- IATA: IGN; ICAO: RPMI;

Summary
- Airport type: Public
- Operator: Civil Aviation Authority of the Philippines
- Serves: Iligan
- Location: Barangay Maria Cristina, Balo-i, Lanao del Norte, Lanao del Norte
- Elevation AMSL: 396 m / 1,300 ft
- Coordinates: 08°07′49.89″N 124°12′53.62″E﻿ / ﻿8.1305250°N 124.2148944°E
- Interactive map of Maria Cristina Airport

Runways
| Direction | Length |  | Surface |
| m | ft |
| 02/20 | 1,400 | 4,593 | Concrete |

= Maria Cristina Airport =

Airport in Lanao del Norte, Philippines

Maria Cristina Airport (Note: Tugpahanan sa Maria Cristina, Landing a Maria Cristina, Paliparan ng Maria Cristina) , also known as Iligan Airport, is an airport serving the general area of Iligan, located in the province of Lanao del Norte in the Philippines. It is the only airport in the province.
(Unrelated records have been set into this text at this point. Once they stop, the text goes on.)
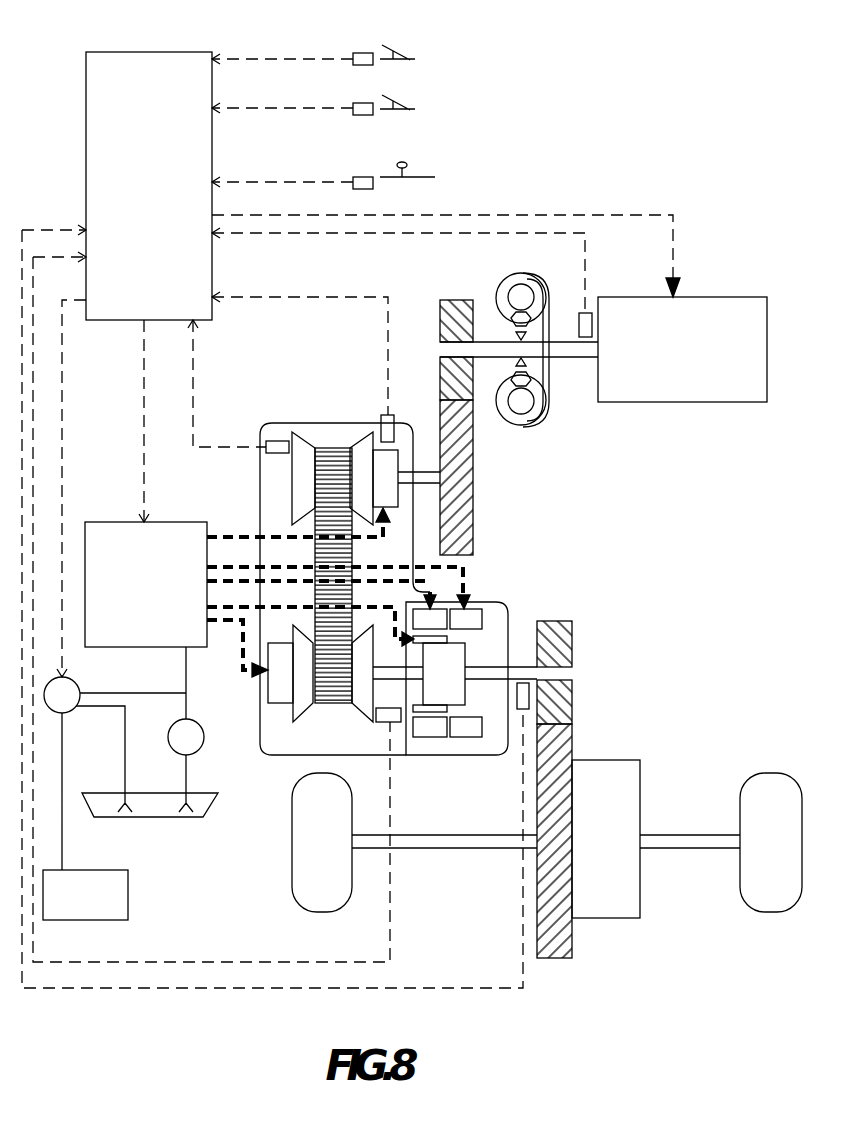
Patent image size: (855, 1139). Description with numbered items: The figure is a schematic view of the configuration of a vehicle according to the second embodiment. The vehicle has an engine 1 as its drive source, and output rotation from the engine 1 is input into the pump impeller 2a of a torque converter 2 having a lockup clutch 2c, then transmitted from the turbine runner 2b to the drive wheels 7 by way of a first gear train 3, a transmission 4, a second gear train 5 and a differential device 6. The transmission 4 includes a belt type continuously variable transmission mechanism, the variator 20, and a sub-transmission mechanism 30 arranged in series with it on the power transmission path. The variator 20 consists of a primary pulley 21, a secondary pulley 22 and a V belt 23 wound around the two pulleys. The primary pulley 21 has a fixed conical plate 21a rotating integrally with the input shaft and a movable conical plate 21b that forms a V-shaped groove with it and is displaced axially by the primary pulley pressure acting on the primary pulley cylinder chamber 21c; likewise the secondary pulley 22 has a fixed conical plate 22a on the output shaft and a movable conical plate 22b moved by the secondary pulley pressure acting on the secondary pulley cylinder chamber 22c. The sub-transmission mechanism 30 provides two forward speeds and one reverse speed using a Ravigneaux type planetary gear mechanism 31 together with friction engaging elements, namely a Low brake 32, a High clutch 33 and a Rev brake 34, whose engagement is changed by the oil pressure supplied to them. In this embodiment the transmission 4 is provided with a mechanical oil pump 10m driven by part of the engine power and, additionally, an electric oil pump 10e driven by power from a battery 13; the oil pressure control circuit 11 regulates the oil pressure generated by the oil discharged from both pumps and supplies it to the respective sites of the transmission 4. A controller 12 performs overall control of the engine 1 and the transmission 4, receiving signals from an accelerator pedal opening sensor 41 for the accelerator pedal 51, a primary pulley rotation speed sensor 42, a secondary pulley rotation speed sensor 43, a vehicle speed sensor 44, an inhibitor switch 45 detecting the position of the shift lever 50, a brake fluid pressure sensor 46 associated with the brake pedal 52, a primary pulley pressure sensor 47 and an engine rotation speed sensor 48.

The engine 1 is at (742, 310).
The torque converter 2 is at (541, 361).
The pump impeller 2a is at (504, 297).
The turbine runner 2b is at (530, 428).
The lockup clutch 2c is at (547, 370).
The first gear train 3 is at (457, 292).
The transmission 4 is at (262, 432).
The second gear train 5 is at (562, 975).
The differential device 6 is at (605, 908).
The drive wheels 7 is at (770, 898).
The electric oil pump 10e is at (64, 713).
The mechanical oil pump 10m is at (180, 753).
The oil pressure control circuit 11 is at (102, 527).
The controller 12 is at (202, 55).
The battery 13 is at (120, 906).
The variator 20 is at (325, 585).
The primary pulley 21 is at (326, 452).
The fixed conical plate 21a is at (290, 466).
The movable conical plate 21b is at (364, 440).
The primary pulley cylinder chamber 21c is at (399, 460).
The secondary pulley 22 is at (315, 716).
The fixed conical plate 22a is at (353, 705).
The movable conical plate 22b is at (292, 710).
The secondary pulley cylinder chamber 22c is at (268, 688).
The V belt 23 is at (333, 447).
The sub-transmission mechanism 30 is at (494, 650).
The Ravigneaux type planetary gear mechanism 31 is at (447, 668).
The Low brake 32 is at (432, 618).
The High clutch 33 is at (430, 708).
The Rev brake 34 is at (460, 618).
The accelerator pedal opening sensor 41 is at (362, 115).
The primary pulley rotation speed sensor 42 is at (275, 441).
The secondary pulley rotation speed sensor 43 is at (382, 723).
The vehicle speed sensor 44 is at (522, 683).
The inhibitor switch 45 is at (363, 177).
The brake fluid pressure sensor 46 is at (363, 53).
The primary pulley pressure sensor 47 is at (400, 408).
The engine rotation speed sensor 48 is at (580, 311).
The shift lever 50 is at (412, 163).
The accelerator pedal 51 is at (395, 101).
The brake pedal 52 is at (395, 51).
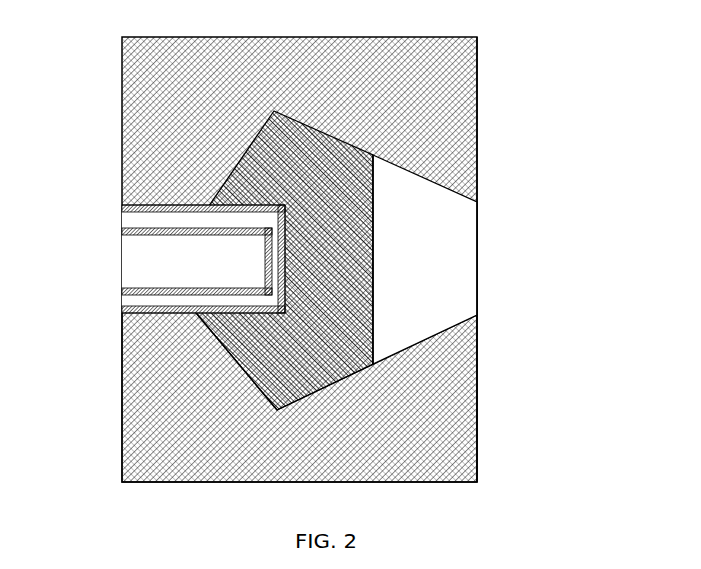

The airport is classified as a secondary airport, or a minor commercial domestic airport, by the Civil Aviation Authority of the Philippines.

Located some 1,300 feet or 396 meters above sea level, Maria Cristina Airport has the distinction of being the highest airport in Mindanao and the second-highest in the Philippines, next to Loakan Airport in Baguio.

The airport takes its name from its location, Barangay Maria Cristina in the neighboring municipality of Balo-i. However, the airport can also be named after one of Iligan's most famous attractions, Maria Cristina Falls.

With the construction of Laguindingan Airport in Misamis Oriental, designed to serve the Cagayan de Oro-Iligan corridor, this airport was replaced by the new airport along with Lumbia Airport in Cagayan de Oro.

The Laguindingan Airport located in Laguindingan, Misamis Oriental opened in 2013. It is expected to augment the city's need for a nearby airport as the new airport is only 65 kilometers away or at most 35 to 40 minutes away from Iligan. The new airport is a flagship project of the Mindanao Super Regions project as a major project of the Cagayan de Oro-Iligan Corridor (CIC).

==Accidents and incidents==
- Philippine Airlines Flight 443 was on approach to Iligan Airport on December 13, 1987, when it crashed into nearby Mt. Gurain. All 15 passengers and crew on board were killed.